Utah saw the second-highest electricity price increase in the nation—but starts from a low baseline and offers no state support, making solar an unattractive proposition.
Arkansas combines relatively high outages with cheap energy and no incentives, limiting the appeal for solar installation in 2025 and beyond.
Methodology
To determine the best and worst states for solar installation after the expiration of the federal tax credit, SolarTech created a (weighted) composite score using the following metrics:
- Electricity Prices (45%)
Based on April 2025 residential rates from the U.S. Energy Information Administration (EIA). Higher prices improve the economic case for solar adoption, resulting in a higher composite score. - State Solar Incentives (20%)
Pulled from CNET’s 2024 rankings. Letter grades were converted to numeric values and normalized. Strong state incentives received higher scores. - Annual Sunshine Hours (25%)
Data gathered from NOAA and regional weather stations. More sunshine increases a system’s solar energy yield and ROI, resulting in a higher composite score. - Power Outage Severity (10%)
Based on the most recent System Average Interruption Duration Index (SAIDI) data from the EIA, converted to hours per year.
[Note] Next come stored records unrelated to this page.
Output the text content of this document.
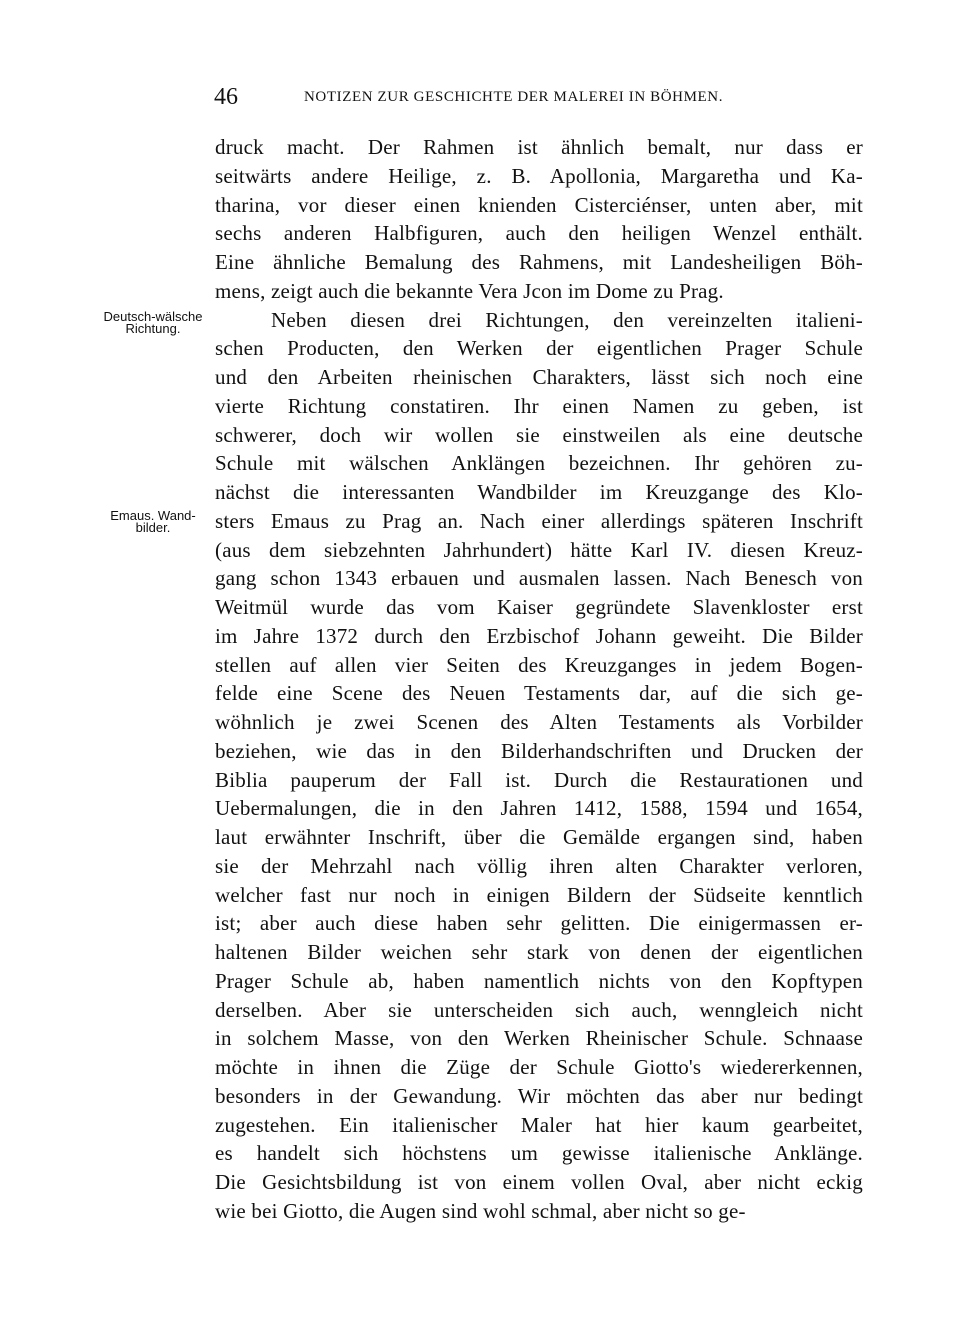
46	NOTIZEN ZUR GESCHICHTE DER MALEREI IN BÖHMEN.
Deutsch-wälsche
Richtung.
Emaus. Wand-
bilder.
druck macht. Der Rahmen ist ähnlich bemalt, nur dass er
seitwärts andere Heilige, z. B. Apollonia, Margaretha und Ka-
tharina, vor dieser einen knienden Cisterciénser, unten aber, mit
sechs anderen Halbfiguren, auch den heiligen Wenzel enthält.
Eine ähnliche Bemalung des Rahmens, mit Landesheiligen Böh-
mens, zeigt auch die bekannte Vera Jcon im Dome zu Prag.
Neben diesen drei Richtungen, den vereinzelten italieni-
schen Producten, den Werken der eigentlichen Prager Schule
und den Arbeiten rheinischen Charakters, lässt sich noch eine
vierte Richtung constatiren. Ihr einen Namen zu geben, ist
schwerer, doch wir wollen sie einstweilen als eine deutsche
Schule mit wälschen Anklängen bezeichnen. Ihr gehören zu-
nächst die interessanten Wandbilder im Kreuzgange des Klo-
sters Emaus zu Prag an. Nach einer allerdings späteren Inschrift
(aus dem siebzehnten Jahrhundert) hätte Karl IV. diesen Kreuz-
gang schon 1343 erbauen und ausmalen lassen. Nach Benesch von
Weitmül wurde das vom Kaiser gegründete Slavenkloster erst
im Jahre 1372 durch den Erzbischof Johann geweiht. Die Bilder
stellen auf allen vier Seiten des Kreuzganges in jedem Bogen-
felde eine Scene des Neuen Testaments dar, auf die sich ge-
wöhnlich je zwei Scenen des Alten Testaments als Vorbilder
beziehen, wie das in den Bilderhandschriften und Drucken der
Biblia pauperum der Fall ist. Durch die Restaurationen und
Uebermalungen, die in den Jahren 1412, 1588, 1594 und 1654,
laut erwähnter Inschrift, über die Gemälde ergangen sind, haben
sie der Mehrzahl nach völlig ihren alten Charakter verloren,
welcher fast nur noch in einigen Bildern der Südseite kenntlich
ist; aber auch diese haben sehr gelitten. Die einigermassen er-
haltenen Bilder weichen sehr stark von denen der eigentlichen
Prager Schule ab, haben namentlich nichts von den Kopftypen
derselben. Aber sie unterscheiden sich auch, wenngleich nicht
in solchem Masse, von den Werken Rheinischer Schule. Schnaase
möchte in ihnen die Züge der Schule Giotto's wiedererkennen,
besonders in der Gewandung. Wir möchten das aber nur bedingt
zugestehen. Ein italienischer Maler hat hier kaum gearbeitet,
es handelt sich höchstens um gewisse italienische Anklänge.
Die Gesichtsbildung ist von einem vollen Oval, aber nicht eckig
wie bei Giotto, die Augen sind wohl schmal, aber nicht so ge-
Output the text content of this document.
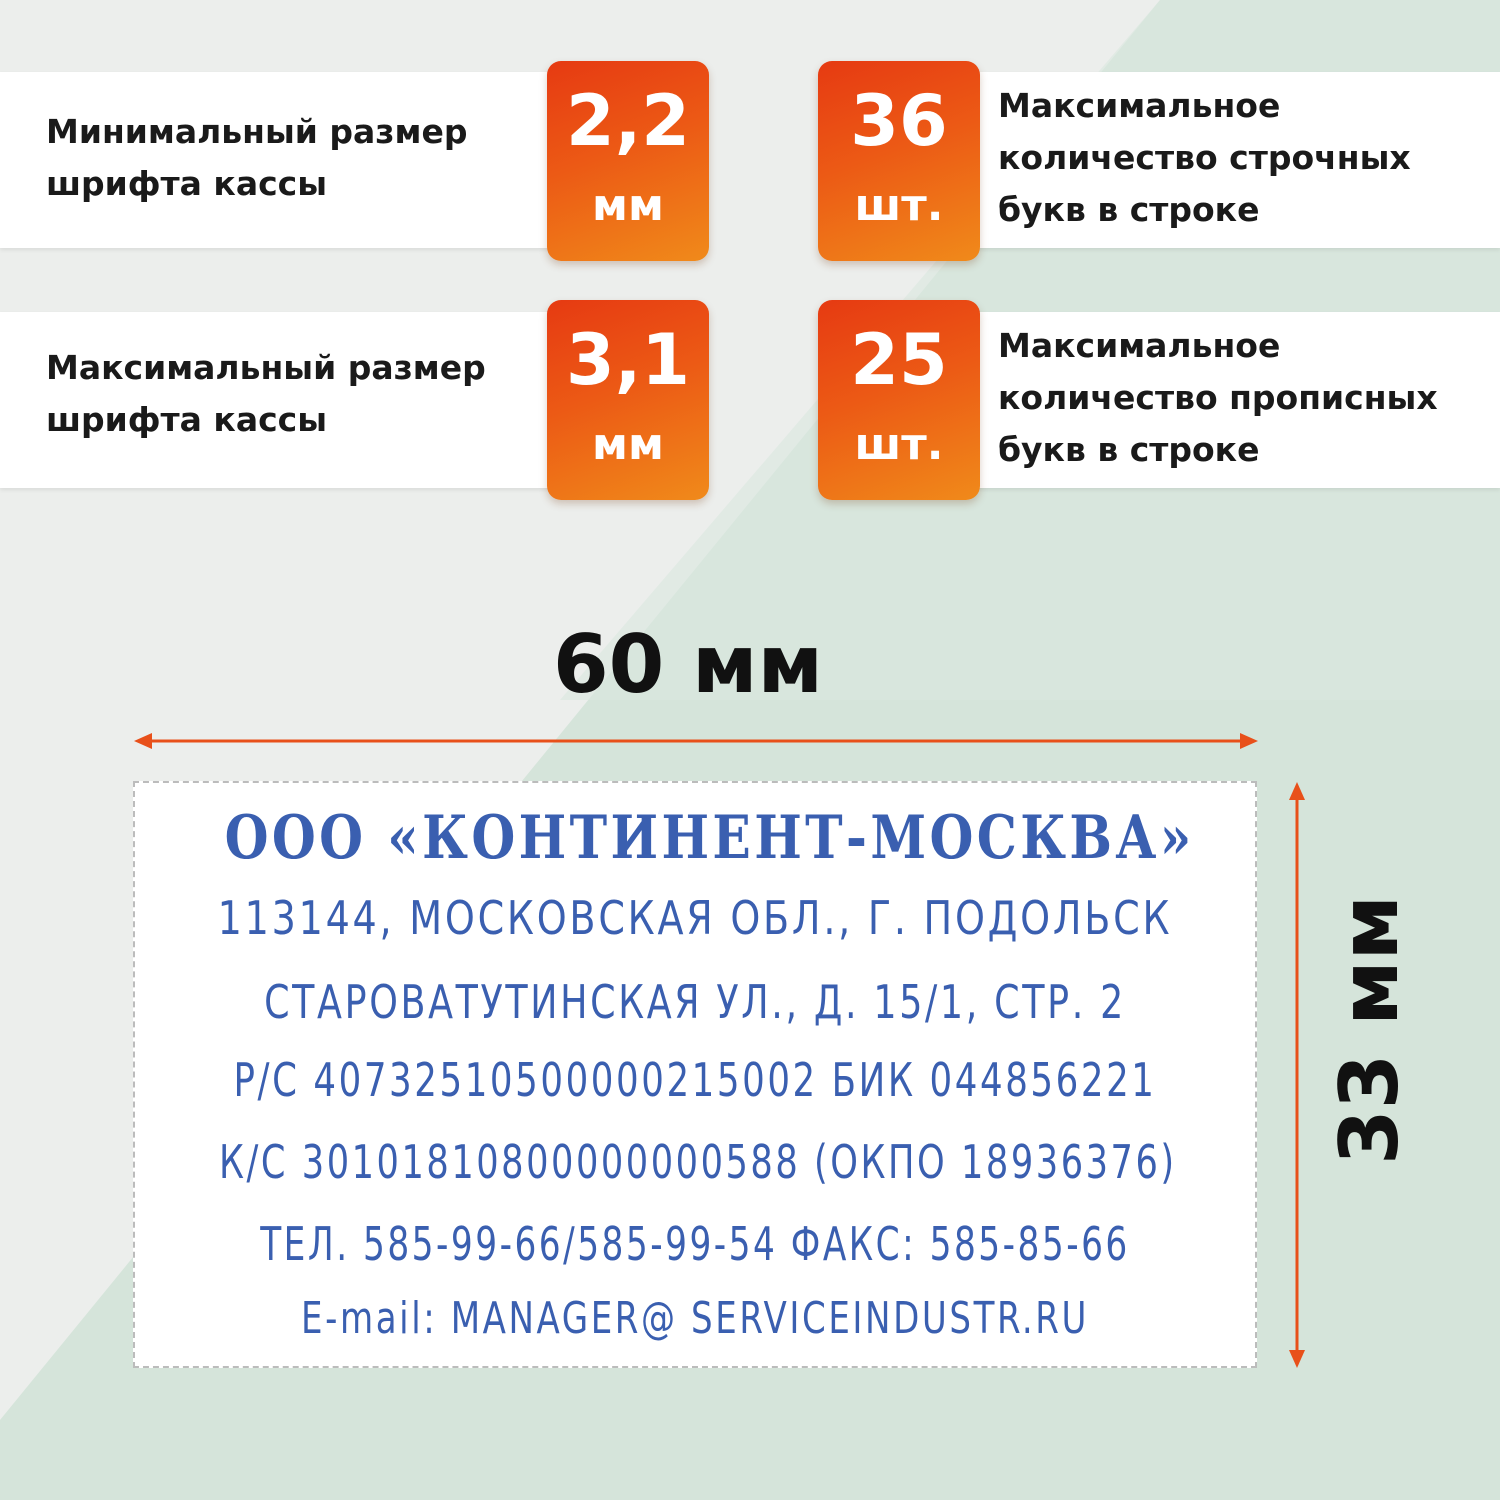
Минимальный размер
шрифта кассы
2,2
мм
Максимальный размер
шрифта кассы
3,1
мм
Максимальное
количество строчных
букв в строке
36
шт.
Максимальное
количество прописных
букв в строке
25
шт.
60 мм
33 мм
ООО «КОНТИНЕНТ-МОСКВА»
113144, МОСКОВСКАЯ ОБЛ., Г. ПОДОЛЬСК
СТАРОВАТУТИНСКАЯ УЛ., Д. 15/1, СТР. 2
Р/С 40732510500000215002 БИК 044856221
К/С 30101810800000000588 (ОКПО 18936376)
ТЕЛ. 585-99-66/585-99-54 ФАКС: 585-85-66
E-mail: MANAGER@ SERVICEINDUSTR.RU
Fewer outages reduced the need for solar as a backup, resulting in a higher overall score. - Year-over-Year Electricity Price Change (10%)
Calculated based on percent change in 2025 vs 2024 price per kilowatt hour in each state (EIA). States with larger price increases received lower scores, since affordability is deteriorating—an issue solar can help address.